Although an explicit function to merge two sorted vectors seems to be missing, one can be constructed easily from the existing building blocks (the question actually demonstrated this, but it doesn't define a function).
The following method tries to leverage the existing sort code and still remain efficient.
In code:
mergesorted(a,b) = sort!(vcat(a,b))
The following is an example:
julia> a = [1:2:11...];
julia> b = [2:3:20...];
julia> show(a)
[1,3,5,7,9,11]
julia> show(b)
[2,5,8,11,14,17,20]
julia> show(mergesorted(a,b))
[1,2,3,5,5,7,8,9,11,11,14,17,20]
I didn't benchmark the function, but QuickSort (the default sort algorithm) is usually good performing on pre-sorted arrays, so it should be OK and the allocation of a result vector is required in any implementation.
I keep coming across this in different projects, so I made a package MergeSorted (https://github.com/vvjn/MergeSorted.jl). You can use it as follows.
using MergeSorted
a = sort!(rand(1000))
b = sort!(rand(1000))
c = mergesorted(a,b)
sort!(vcat(a,b)) == c
Or without allocating new memory.
mergesorted!(c, a, b)
You can also use all of the sort options.

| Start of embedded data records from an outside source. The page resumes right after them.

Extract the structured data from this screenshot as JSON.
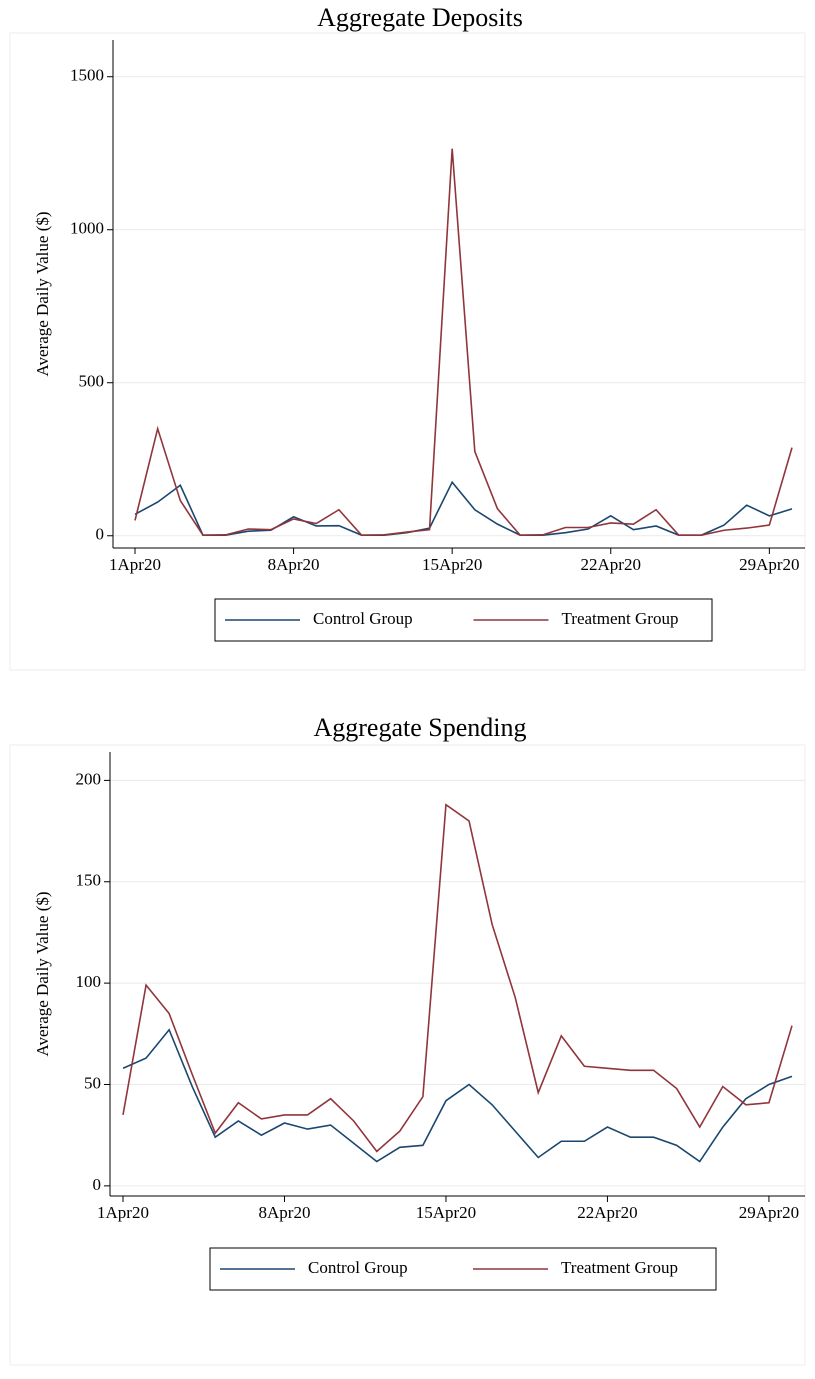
{
  "chart_data": [
    {
      "type": "line",
      "title": "Aggregate Deposits",
      "y_label": "Average Daily Value ($)",
      "categories": [
        "1Apr20",
        null,
        null,
        null,
        null,
        null,
        null,
        "8Apr20",
        null,
        null,
        null,
        null,
        null,
        null,
        "15Apr20",
        null,
        null,
        null,
        null,
        null,
        null,
        "22Apr20",
        null,
        null,
        null,
        null,
        null,
        null,
        "29Apr20",
        null
      ],
      "series": [
        {
          "name": "Control Group",
          "color": "#1a476f",
          "values": [
            70,
            110,
            165,
            2,
            2,
            15,
            18,
            62,
            32,
            33,
            2,
            2,
            10,
            25,
            175,
            85,
            38,
            2,
            2,
            10,
            22,
            65,
            20,
            32,
            2,
            2,
            35,
            100,
            65,
            88
          ]
        },
        {
          "name": "Treatment Group",
          "color": "#90353b",
          "values": [
            50,
            350,
            115,
            2,
            3,
            22,
            20,
            55,
            40,
            85,
            2,
            3,
            12,
            20,
            1265,
            275,
            88,
            2,
            3,
            27,
            27,
            42,
            38,
            85,
            2,
            2,
            18,
            25,
            35,
            288
          ]
        }
      ],
      "ylim": [
        -40,
        1620
      ],
      "yticks": [
        0,
        500,
        1000,
        1500
      ],
      "grid": true,
      "legend": "bottom"
    },
    {
      "type": "line",
      "title": "Aggregate Spending",
      "y_label": "Average Daily Value ($)",
      "categories": [
        "1Apr20",
        null,
        null,
        null,
        null,
        null,
        null,
        "8Apr20",
        null,
        null,
        null,
        null,
        null,
        null,
        "15Apr20",
        null,
        null,
        null,
        null,
        null,
        null,
        "22Apr20",
        null,
        null,
        null,
        null,
        null,
        null,
        "29Apr20",
        null
      ],
      "series": [
        {
          "name": "Control Group",
          "color": "#1a476f",
          "values": [
            58,
            63,
            77,
            49,
            24,
            32,
            25,
            31,
            28,
            30,
            21,
            12,
            19,
            20,
            42,
            50,
            40,
            27,
            14,
            22,
            22,
            29,
            24,
            24,
            20,
            12,
            29,
            43,
            50,
            54
          ]
        },
        {
          "name": "Treatment Group",
          "color": "#90353b",
          "values": [
            35,
            99,
            85,
            55,
            26,
            41,
            33,
            35,
            35,
            43,
            32,
            17,
            27,
            44,
            188,
            180,
            129,
            93,
            46,
            74,
            59,
            58,
            57,
            57,
            48,
            29,
            49,
            40,
            41,
            79
          ]
        }
      ],
      "ylim": [
        -5,
        214
      ],
      "yticks": [
        0,
        50,
        100,
        150,
        200
      ],
      "grid": true,
      "legend": "bottom"
    }
  ]
}
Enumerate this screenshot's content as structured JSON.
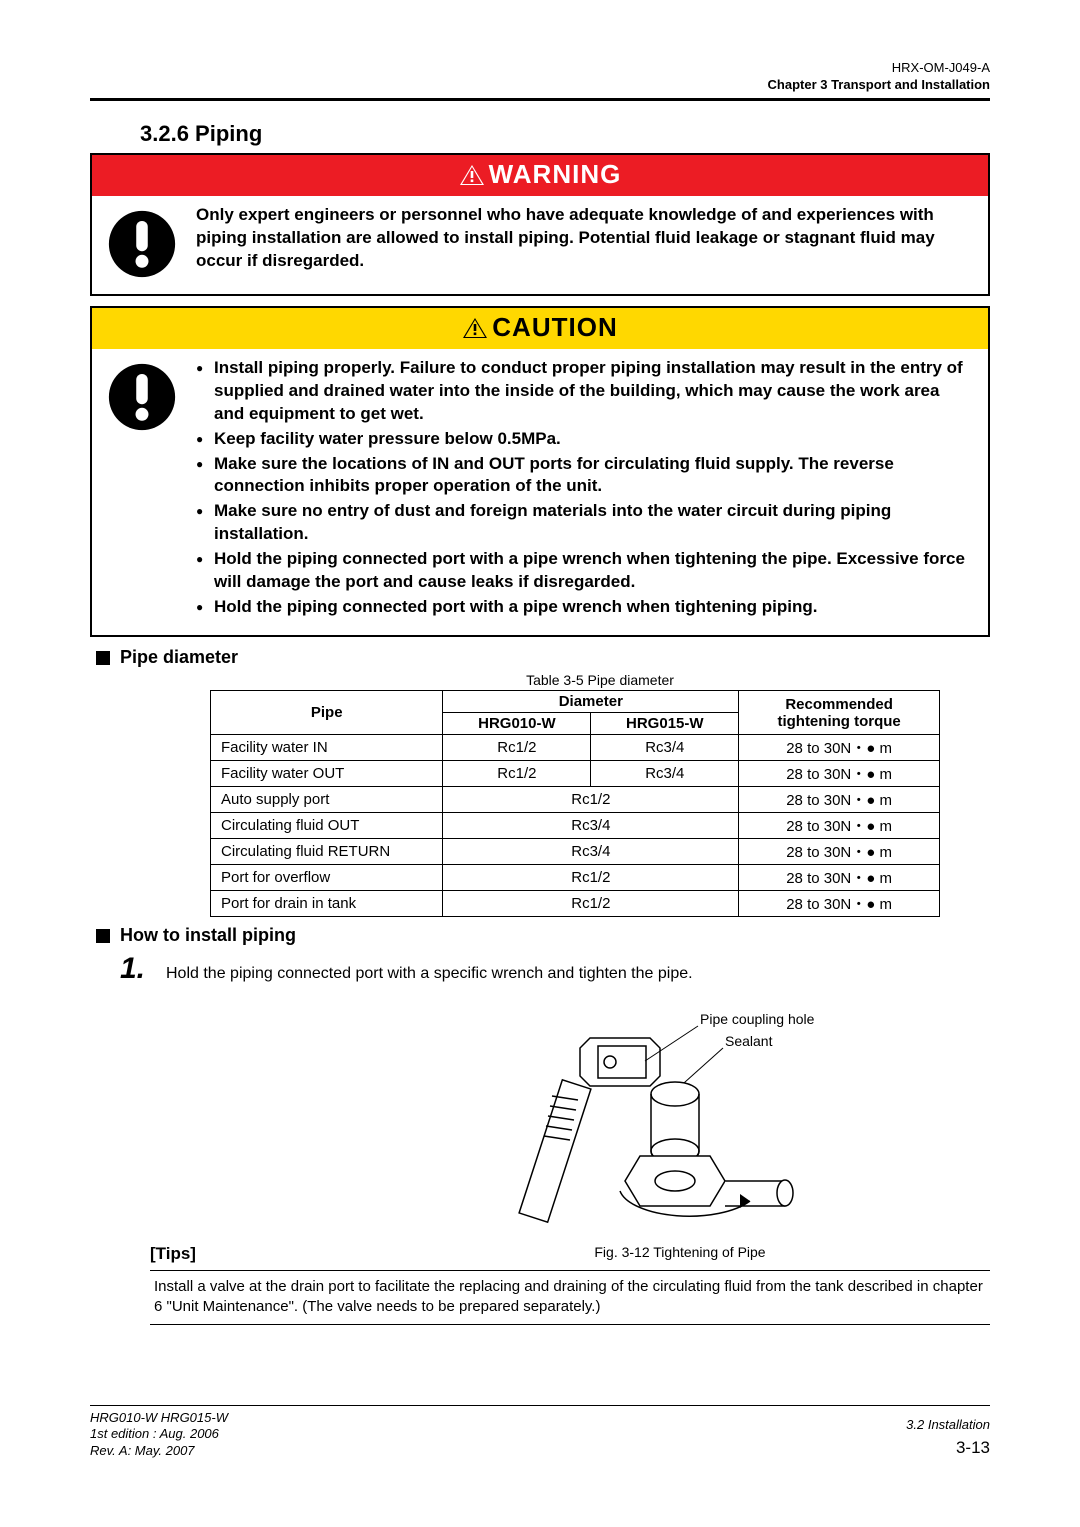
{
  "header": {
    "doc_code": "HRX-OM-J049-A",
    "chapter_line": "Chapter 3   Transport and Installation"
  },
  "section": {
    "number_title": "3.2.6   Piping"
  },
  "warning": {
    "banner_text": "WARNING",
    "banner_bg": "#ec1c24",
    "banner_fg": "#ffffff",
    "body": "Only expert engineers or personnel who have adequate knowledge of and experiences with piping installation are allowed to install piping. Potential fluid leakage or stagnant fluid may occur if disregarded."
  },
  "caution": {
    "banner_text": "CAUTION",
    "banner_bg": "#ffd800",
    "banner_fg": "#000000",
    "items": [
      "Install piping properly. Failure to conduct proper piping installation may result in the entry of supplied and drained water into the inside of the building, which may cause the work area and equipment to get wet.",
      "Keep facility water pressure below 0.5MPa.",
      "Make sure the locations of IN and OUT ports for circulating fluid supply. The reverse connection inhibits proper operation of the unit.",
      "Make sure no entry of dust and foreign materials into the water circuit during piping installation.",
      "Hold the piping connected port with a pipe wrench when tightening the pipe. Excessive force will damage the port and cause leaks if disregarded.",
      "Hold the piping connected port with a pipe wrench when tightening piping."
    ]
  },
  "pipe_section": {
    "heading": "Pipe diameter",
    "table_caption": "Table 3-5   Pipe diameter",
    "col_pipe": "Pipe",
    "col_diameter": "Diameter",
    "col_hrg010": "HRG010-W",
    "col_hrg015": "HRG015-W",
    "col_torque": "Recommended tightening torque",
    "rows": [
      {
        "pipe": "Facility water IN",
        "d010": "Rc1/2",
        "d015": "Rc3/4",
        "torque": "28 to 30N・● m",
        "merged": false
      },
      {
        "pipe": "Facility water OUT",
        "d010": "Rc1/2",
        "d015": "Rc3/4",
        "torque": "28 to 30N・● m",
        "merged": false
      },
      {
        "pipe": "Auto supply port",
        "dboth": "Rc1/2",
        "torque": "28 to 30N・● m",
        "merged": true
      },
      {
        "pipe": "Circulating fluid OUT",
        "dboth": "Rc3/4",
        "torque": "28 to 30N・● m",
        "merged": true
      },
      {
        "pipe": "Circulating fluid RETURN",
        "dboth": "Rc3/4",
        "torque": "28 to 30N・● m",
        "merged": true
      },
      {
        "pipe": "Port for overflow",
        "dboth": "Rc1/2",
        "torque": "28 to 30N・● m",
        "merged": true
      },
      {
        "pipe": "Port for drain in tank",
        "dboth": "Rc1/2",
        "torque": "28 to 30N・● m",
        "merged": true
      }
    ]
  },
  "install": {
    "heading": "How to install piping",
    "step_num": "1.",
    "step_text": "Hold the piping connected port with a specific wrench and tighten the pipe.",
    "fig_label_coupling": "Pipe coupling hole",
    "fig_label_sealant": "Sealant",
    "fig_caption": "Fig. 3-12   Tightening of Pipe",
    "tips_label": "[Tips]",
    "tips_text": "Install a valve at the drain port to facilitate the replacing and draining of the circulating fluid from the tank described in chapter 6 \"Unit Maintenance\". (The valve needs to be prepared separately.)"
  },
  "footer": {
    "model": "HRG010-W HRG015-W",
    "edition": "1st edition : Aug. 2006",
    "rev": "Rev. A: May. 2007",
    "section_ref": "3.2 Installation",
    "page_num": "3-13"
  }
}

a = sort!(rand(1000), order=Base.Reverse)
b = sort!(rand(1000), order=Base.Reverse)
c = mergesorted(a,b, order=Base.Reverse)
sort!(vcat(a,b), order=Base.Reverse) == c
It's around 4-6 times faster than sort!(vcat(a,b)), which uses QuickSort by default, and twice as fast as sort!(vcat(a,b), alg=MergeSort) but MergeSort uses more memory.
No, such function does not exist. And actually I have not seen a language which has such function out of the box.
To do this, you have to maintain two pointers in each of the arrays, compare the values and move the smaller (based on what I see, this is exactly what you do).